The thing about those events are that theyr're all around the world. Even with 1,000 year life span, by virtue of being human you are
not going to experience all of that, but if you're lucky, just bits and pieces of it and only if you're in the right place at the right time. During that thousand years, most of the progress has been compressed in that past 500, with much of it
exploding in the past 100 years. There is no guarantee this pace will continue over another 1,000 years.
It is also possible that long life spans would cause progress to come to a grinding halt. I personally believe the Black Moon Clan's raison d'etre in the manga is 100% correct; removing death as an obstacle would stagnate
collective human progression severely since outside of those self-directed enough to achieve regardless of external circumstances, there would be no impetus to improve. (It's their horrid actions which render them irredeemable. Wanting to reintroduce a fear of mortality it no excuse for murder, terrorism, infiltration, and invasion.) So as a societal level, it might not be a good thing. That doesn't mean I don't want it for myself, though.
Since your spouse can also live for a thousand years, you can still have only one spouse if both of you choose to.
There're actually another big complication concerning this...your spouse might not have been born at the same time as you.
Imagine, for instance, that you are a Millennial, which means you'd have been at the peak romantically when Crystal Tokyo came about. So you're among the first "immortals."
Then the Gen Z/Zoomer crowd comes along. As a Millennial, you would normally see these people as your kids and the next generation...but all of a sudden, these are actually viable partners. While it may seem creepy at first, this really isn't too bad...out of 1,000 years a 20-40 year age gap isn't that bad.
But then eventually, you find yourself single for a 150 years and BAM! You meet a perfect partner. The problem? The partner was born about 100 years after the founding of Crystal Tokyo. (Let's assume the immortality begins at 20 so we don't have 30 year old babies and such). That's nice....except you can only spend 850 years together. It's not that bad of a deal...except some people could conceivably end up getting married or remarried several hundred years into their lifespans with people whose lifespans are significantly longer or shorter.
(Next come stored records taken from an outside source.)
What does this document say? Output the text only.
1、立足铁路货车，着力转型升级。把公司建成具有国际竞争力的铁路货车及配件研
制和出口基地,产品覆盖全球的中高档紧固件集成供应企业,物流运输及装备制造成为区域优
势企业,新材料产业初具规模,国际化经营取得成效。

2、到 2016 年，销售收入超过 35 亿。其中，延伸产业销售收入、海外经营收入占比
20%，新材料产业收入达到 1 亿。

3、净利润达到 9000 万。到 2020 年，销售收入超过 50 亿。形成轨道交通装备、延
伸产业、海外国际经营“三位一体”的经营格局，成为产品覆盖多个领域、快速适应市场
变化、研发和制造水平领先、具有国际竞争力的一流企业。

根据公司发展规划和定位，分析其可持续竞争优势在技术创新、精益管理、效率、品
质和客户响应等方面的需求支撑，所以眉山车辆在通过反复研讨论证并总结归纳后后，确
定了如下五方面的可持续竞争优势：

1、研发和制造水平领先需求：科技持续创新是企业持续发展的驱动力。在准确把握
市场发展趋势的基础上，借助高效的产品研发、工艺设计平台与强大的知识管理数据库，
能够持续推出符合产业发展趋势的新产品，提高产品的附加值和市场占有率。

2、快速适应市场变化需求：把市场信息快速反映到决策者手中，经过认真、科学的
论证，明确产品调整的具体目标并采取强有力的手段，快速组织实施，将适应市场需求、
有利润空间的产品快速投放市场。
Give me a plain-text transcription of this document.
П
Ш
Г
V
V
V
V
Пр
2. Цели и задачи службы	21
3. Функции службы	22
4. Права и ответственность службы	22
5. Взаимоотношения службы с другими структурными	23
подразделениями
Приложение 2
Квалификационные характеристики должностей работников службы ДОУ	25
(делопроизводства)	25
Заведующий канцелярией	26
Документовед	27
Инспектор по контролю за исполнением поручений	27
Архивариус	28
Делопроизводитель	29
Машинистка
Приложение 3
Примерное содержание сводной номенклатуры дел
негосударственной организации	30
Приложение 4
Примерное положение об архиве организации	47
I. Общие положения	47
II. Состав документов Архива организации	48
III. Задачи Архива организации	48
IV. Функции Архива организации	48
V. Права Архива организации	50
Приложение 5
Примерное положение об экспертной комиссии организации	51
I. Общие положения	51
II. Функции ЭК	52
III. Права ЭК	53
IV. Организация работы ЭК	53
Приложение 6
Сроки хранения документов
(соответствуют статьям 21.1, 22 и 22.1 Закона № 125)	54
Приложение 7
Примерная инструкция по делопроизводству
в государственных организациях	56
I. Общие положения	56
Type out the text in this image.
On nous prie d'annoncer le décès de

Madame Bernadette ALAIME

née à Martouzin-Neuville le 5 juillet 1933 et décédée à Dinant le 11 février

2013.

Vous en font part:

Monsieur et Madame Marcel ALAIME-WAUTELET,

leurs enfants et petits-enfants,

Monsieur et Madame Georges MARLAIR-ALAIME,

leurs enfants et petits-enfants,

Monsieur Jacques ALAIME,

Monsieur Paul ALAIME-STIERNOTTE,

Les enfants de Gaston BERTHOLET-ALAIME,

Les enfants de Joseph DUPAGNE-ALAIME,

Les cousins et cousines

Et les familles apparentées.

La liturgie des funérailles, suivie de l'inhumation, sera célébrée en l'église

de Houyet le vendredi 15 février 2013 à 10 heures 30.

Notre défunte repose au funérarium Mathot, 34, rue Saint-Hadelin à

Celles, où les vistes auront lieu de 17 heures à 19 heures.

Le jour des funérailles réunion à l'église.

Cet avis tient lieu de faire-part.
As I wrote in the other thread, the big romantic problem isn't going to be cheating or necessarily opening up relationships because there's a perverse incentive to
not fool around. No, the threat of death to relationships is now increased substantially, since you have people who could die in decades or less pairing with people who won't die for
centuries. That means having one spouse will only be reserved for people who are lucky enough to fall in love with people in their relative age group.